The Canadian Radio-television Telecommunications Commission (CRTC) on May 30 announced new regulations in the name of greater competition – read: more choice of telephone service providers for enterprises.
“We believe the next regime is flexible and robust enough for further development of local competition,” said David Colville, CRTC vice-chair, telecommunications during a May 30 press conference.
The CRTC gave competitive local exchange carriers (CLECs) such as AT&T Canada a bit of a break. CLECs have long complained that they pay too much money to access the networks owned by incumbent local exchange carriers (ILECs) like Bell Canada and Telus Corp., and the CRTC seems to have agreed.
The Commission said ILECs would have to charge less for those interconnections. As of June 1, when the new regulatory regime begins, CLECs will pay ILECs cost-plus-15 per cent to access the networks. CLECs used to pay in the range of cost-plus-25 per cent. As well, the CRTC said ILECs would have to adhere to a carrier-class service level agreement with the CLECs.
However, the CLECs reportedly are not satisfied with the decision. AT&T Canada had asked for a 70 per cent reduction in interconnection charges.
“They were obviously shooting high,” said Mark Quigley, an analyst with Ottawa-based The Yankee Group in Canada. “If you go into any contract negotiation, you ask for a lot more than you’re going to get.”
Some of the CRTC’s decisions might make Canadian phone companies bristle. For example, the incumbents cannot raise their prices for residential phone service, the CRTC said. Bell et al. had asked to be allowed to charge more in the residential space to offset infrastructure improvement costs.
Quigley said the decision is good news for consumers, but it doesn’t necessarily address the problem of competition.
“There weren’t any mechanisms put in place to ensure that there is competition in those marketplaces… I’d still wonder if margins were sufficient to convince anyone that the residential market is one they ought to be chasing …
“The only thing they (the CRTC) could have done is grant much more relief on the (interconnection) price side – increase the margins companies have to play with so they can look at the market and say…we can justify a full bore marketing and sales effort to chase these residential consumers.”
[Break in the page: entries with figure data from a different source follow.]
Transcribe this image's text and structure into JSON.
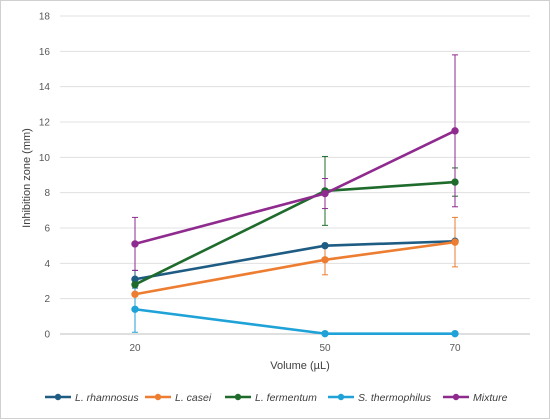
{
  "chart_data": {
    "type": "line",
    "title": "",
    "xlabel": "Volume (µL)",
    "ylabel": "Inhibition zone (mm)",
    "categories": [
      "20",
      "50",
      "70"
    ],
    "ylim": [
      0,
      18
    ],
    "yticks": [
      "0",
      "2",
      "4",
      "6",
      "8",
      "10",
      "12",
      "14",
      "16",
      "18"
    ],
    "grid": "horizontal",
    "legend_position": "bottom",
    "series": [
      {
        "name": "L. rhamnosus",
        "color": "#1f5c84",
        "values": [
          3.1,
          5.0,
          5.25
        ],
        "err": [
          0.5,
          0,
          0
        ]
      },
      {
        "name": "L. casei",
        "color": "#ed7d31",
        "values": [
          2.25,
          4.2,
          5.2
        ],
        "err": [
          0,
          0.85,
          1.4
        ]
      },
      {
        "name": "L. fermentum",
        "color": "#1e6b2c",
        "values": [
          2.8,
          8.1,
          8.6
        ],
        "err": [
          0,
          1.95,
          0.8
        ]
      },
      {
        "name": "S. thermophilus",
        "color": "#1ea2d7",
        "values": [
          1.4,
          0.02,
          0.02
        ],
        "err": [
          1.3,
          0,
          0
        ]
      },
      {
        "name": "Mixture",
        "color": "#8f2a8f",
        "values": [
          5.1,
          7.95,
          11.5
        ],
        "err": [
          1.5,
          0.85,
          4.3
        ]
      }
    ]
  }
}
Business customers might see an increase in the price of local telephone service, although the CRTC said any increase would match the rate of inflation.
“It isn’t really an issue,” Quigley said. “Business customers tend to get a better bargain simply because there’s more competition. I don’t think you’re going to see a tremendous increase on the business side.”
The CRTC also said it “reduced the regulatory burden by eliminating a number of reporting requirements” for the ILECS. The Commission also has “given them more pricing flexibility where sufficient competition exists; and provided appropriate compensation for Commission-imposed revenue reductions from services used by competitors.
Although the newspapers say CLECs are unhappy with the CRTC’s decision, Quigley said the Commission is concerned more with competition than the survival of companies like AT&T Canada. He added, the CRTC expects other competitors to enter the fray, such as cable companies with IP voice-over cable services. “What structure that marketplace is going to take, we don’t know.”